Indian actor (born 1970)

Puru Raaj Kumar (born 30 March 1970) is an Indian actor who works in Hindi films. He is the son of actor Raaj Kumar and is married to Croatian model Koraljika Grdak.

==Early life and education==
Puru Raaj Kumar was born in Bombay, Maharashtra, India to a Kashmiri Pandit father, Raaj Kumar and Gayatri (original name Jennifer), an Anglo-Indian. Raaj Kumar was an actor, and Jennifer an air hostess. Puru was a student of Gettysburg College where he majored in economics, psychology and theatre.

==Career==
Kumar's first film Bal Bramhachari was released in 1996, where his co-star was Karisma Kapoor. In 2000, he did Hamara Dil Aapke Paas Hai where he played a negative role, and Mission Kashmir. In the following years his releases included Khatron Ke Khiladi (2001), Dushmani (2002), LOC Kargil (2003).

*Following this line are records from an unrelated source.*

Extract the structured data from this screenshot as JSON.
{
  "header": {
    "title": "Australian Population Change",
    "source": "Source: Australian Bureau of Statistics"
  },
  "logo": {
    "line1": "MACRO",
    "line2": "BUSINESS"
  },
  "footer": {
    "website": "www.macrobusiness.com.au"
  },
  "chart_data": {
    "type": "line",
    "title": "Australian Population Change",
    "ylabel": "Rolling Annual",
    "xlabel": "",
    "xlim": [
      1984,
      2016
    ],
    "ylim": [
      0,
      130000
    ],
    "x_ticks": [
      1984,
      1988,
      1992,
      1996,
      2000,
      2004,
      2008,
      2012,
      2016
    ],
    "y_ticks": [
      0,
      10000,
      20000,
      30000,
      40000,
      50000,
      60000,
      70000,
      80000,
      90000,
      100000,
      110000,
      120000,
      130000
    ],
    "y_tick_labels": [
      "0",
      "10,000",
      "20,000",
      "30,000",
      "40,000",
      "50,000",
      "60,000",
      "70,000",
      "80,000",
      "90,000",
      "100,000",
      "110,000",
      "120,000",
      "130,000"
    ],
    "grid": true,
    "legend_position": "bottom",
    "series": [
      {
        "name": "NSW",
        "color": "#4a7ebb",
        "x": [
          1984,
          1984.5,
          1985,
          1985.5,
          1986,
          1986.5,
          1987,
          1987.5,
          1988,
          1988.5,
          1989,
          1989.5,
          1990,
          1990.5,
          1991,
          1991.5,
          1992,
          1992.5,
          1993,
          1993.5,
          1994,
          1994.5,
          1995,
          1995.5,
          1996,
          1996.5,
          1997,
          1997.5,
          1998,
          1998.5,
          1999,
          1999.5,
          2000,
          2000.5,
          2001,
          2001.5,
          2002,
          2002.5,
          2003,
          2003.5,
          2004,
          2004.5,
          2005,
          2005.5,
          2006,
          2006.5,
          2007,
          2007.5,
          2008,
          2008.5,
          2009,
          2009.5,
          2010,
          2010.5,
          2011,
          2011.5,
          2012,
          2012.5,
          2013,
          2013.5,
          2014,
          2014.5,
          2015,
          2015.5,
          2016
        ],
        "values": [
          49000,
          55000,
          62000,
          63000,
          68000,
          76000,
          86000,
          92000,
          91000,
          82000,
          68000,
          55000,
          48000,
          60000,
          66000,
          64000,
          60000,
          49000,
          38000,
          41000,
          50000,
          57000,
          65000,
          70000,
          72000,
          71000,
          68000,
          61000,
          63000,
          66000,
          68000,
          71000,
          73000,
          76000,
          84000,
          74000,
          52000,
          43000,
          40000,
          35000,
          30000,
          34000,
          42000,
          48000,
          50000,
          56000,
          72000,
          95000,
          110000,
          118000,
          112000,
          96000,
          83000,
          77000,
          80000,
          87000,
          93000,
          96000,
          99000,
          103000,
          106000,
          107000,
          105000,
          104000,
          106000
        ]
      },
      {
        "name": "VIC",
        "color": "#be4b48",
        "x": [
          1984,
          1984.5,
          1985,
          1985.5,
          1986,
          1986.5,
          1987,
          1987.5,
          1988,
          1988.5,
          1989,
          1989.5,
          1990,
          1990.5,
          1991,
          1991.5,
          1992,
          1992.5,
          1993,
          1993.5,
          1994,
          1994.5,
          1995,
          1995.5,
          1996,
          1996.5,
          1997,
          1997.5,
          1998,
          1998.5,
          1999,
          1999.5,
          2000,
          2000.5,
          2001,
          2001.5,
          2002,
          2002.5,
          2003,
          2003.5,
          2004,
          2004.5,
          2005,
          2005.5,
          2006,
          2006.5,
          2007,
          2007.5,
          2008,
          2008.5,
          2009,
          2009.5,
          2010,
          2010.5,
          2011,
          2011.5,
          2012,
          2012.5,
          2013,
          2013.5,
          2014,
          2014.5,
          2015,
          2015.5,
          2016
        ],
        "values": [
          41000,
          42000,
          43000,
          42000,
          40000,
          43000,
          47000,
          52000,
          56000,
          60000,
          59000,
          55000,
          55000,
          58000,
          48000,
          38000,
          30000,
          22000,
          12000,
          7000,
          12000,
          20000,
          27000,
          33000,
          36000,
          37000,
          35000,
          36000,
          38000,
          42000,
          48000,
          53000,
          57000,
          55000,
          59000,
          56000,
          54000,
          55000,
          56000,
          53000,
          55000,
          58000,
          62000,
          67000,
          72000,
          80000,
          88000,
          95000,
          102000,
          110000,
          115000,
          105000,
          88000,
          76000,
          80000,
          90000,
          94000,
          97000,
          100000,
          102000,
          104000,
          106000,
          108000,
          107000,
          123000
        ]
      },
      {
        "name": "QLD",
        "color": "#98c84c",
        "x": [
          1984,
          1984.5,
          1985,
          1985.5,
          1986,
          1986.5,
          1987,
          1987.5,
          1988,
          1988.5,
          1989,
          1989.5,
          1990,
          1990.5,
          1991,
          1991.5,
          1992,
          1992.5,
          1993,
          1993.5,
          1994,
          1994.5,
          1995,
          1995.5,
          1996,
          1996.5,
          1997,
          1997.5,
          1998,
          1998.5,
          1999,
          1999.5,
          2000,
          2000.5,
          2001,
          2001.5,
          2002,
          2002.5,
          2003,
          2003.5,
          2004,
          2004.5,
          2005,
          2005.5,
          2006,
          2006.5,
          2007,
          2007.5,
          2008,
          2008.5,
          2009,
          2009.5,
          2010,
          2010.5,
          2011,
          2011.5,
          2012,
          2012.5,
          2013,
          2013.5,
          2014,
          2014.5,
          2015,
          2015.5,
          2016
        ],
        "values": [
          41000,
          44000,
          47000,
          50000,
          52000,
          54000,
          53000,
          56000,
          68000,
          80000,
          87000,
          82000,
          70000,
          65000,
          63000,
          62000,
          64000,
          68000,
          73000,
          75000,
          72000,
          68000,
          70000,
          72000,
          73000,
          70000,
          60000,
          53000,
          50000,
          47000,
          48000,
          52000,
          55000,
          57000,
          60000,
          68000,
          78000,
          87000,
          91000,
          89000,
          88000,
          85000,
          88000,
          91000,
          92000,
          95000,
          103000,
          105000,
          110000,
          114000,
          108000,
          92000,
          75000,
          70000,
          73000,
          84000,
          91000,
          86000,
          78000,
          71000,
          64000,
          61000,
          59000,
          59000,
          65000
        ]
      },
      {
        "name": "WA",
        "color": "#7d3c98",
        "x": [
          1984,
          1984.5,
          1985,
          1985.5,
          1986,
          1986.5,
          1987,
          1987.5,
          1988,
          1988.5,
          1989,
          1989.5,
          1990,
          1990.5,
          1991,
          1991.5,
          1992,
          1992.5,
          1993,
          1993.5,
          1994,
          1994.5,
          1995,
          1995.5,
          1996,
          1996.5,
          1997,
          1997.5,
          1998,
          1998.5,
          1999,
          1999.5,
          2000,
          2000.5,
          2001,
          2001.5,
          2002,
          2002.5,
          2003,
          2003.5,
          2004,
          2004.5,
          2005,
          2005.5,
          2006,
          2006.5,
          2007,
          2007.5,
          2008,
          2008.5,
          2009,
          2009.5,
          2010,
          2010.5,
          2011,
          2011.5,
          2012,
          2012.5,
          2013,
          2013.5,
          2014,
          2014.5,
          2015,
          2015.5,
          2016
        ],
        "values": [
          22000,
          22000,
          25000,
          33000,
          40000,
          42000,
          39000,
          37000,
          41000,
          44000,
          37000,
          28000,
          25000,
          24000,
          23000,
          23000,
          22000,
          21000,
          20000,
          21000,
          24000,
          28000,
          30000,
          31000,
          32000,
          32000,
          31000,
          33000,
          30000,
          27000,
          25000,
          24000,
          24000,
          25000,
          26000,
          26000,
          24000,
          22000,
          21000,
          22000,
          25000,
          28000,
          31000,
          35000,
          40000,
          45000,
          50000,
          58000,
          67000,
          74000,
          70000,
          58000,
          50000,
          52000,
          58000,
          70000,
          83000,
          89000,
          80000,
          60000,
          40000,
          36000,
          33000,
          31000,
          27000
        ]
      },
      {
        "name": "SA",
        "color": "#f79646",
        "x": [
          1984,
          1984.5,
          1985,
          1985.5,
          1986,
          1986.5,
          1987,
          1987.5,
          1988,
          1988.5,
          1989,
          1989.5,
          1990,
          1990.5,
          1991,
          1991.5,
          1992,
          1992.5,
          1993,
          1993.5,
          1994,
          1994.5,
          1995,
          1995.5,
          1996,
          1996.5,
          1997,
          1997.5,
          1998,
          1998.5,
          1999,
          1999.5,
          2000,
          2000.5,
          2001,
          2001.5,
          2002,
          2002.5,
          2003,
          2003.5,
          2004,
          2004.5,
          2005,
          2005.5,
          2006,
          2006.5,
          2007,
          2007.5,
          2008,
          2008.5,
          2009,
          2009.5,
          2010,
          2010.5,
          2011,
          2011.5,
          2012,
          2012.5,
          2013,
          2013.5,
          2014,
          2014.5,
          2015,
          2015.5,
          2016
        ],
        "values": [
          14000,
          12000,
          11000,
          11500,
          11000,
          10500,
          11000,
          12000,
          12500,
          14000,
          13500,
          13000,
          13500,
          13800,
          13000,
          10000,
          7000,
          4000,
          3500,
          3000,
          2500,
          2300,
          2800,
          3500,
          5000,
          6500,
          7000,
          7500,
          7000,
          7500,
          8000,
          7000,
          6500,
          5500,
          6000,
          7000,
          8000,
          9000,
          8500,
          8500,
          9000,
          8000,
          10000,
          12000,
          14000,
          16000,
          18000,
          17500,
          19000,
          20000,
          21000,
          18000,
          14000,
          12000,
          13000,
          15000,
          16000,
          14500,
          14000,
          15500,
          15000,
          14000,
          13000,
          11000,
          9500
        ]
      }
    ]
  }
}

After several flops at the box office, Kumar was not able to establish a strong footing in Bollywood. He acted in Jaago in 2004. After more than two years, his film Umrao Jaan (2006) was released. His latest film was Action Jackson (2014) where he played the role of ACP Shirke.

==Filmography==

| Year | Film | Role | Notes |
|---|---|---|---|
| 1996 | Bal Bramhachari | Mahavir / Pawan | Debut film |
| 2000 | Hamara Dil Aapke Paas Hai | Babloo |  |
| 2000 | Mission Kashmir | Malik Ul Khan |  |
| 2001 | Khatron Ke Khiladi | Ranjha Hindustani |  |
| 2001 | Uljhan | Varun |  |
| 2001 | Arjun Devaa | Devaa |  |
| 2002 | Bharat Bhagya Vidhata | National Security Guard Major Abdul Hamid |  |
| 2002 | Vadh | Aryan |  |
| 2002 | Inth Ka Jawab Patthar | Devendra |  |
| 2002 | Dushmani |  |  |
| 2003 | LOC Kargil | Bhim Bahadur Dewan |  |
| 2004 | Jaago | Elias Ansari |  |
| 2006 | Umrao Jaan | Gauhar Mirza |  |
| 2007 | Dosh | Vishant V. Chopra / Vishant V. Mehta |  |
| 2010 | Veer | Kunwar Gajendra Singh |  |
| 2014 | Action Jackson | ACP Shirke |  |

==Personal life==
Kumar married Croatian model, Koraljika Grdak on 14 October 2011 in Zagreb.

==Legal Troubles==
On 17 December 1993, Kumar ran his car over eight people who were sleeping on a pavement in Bandra, Mumbai. Three people died in this accident. It is also said that he was drunk at that time and was arrested for this incident. Later, he was released. It is said that the matter was settled out of court and he had to pay fine for this mishap.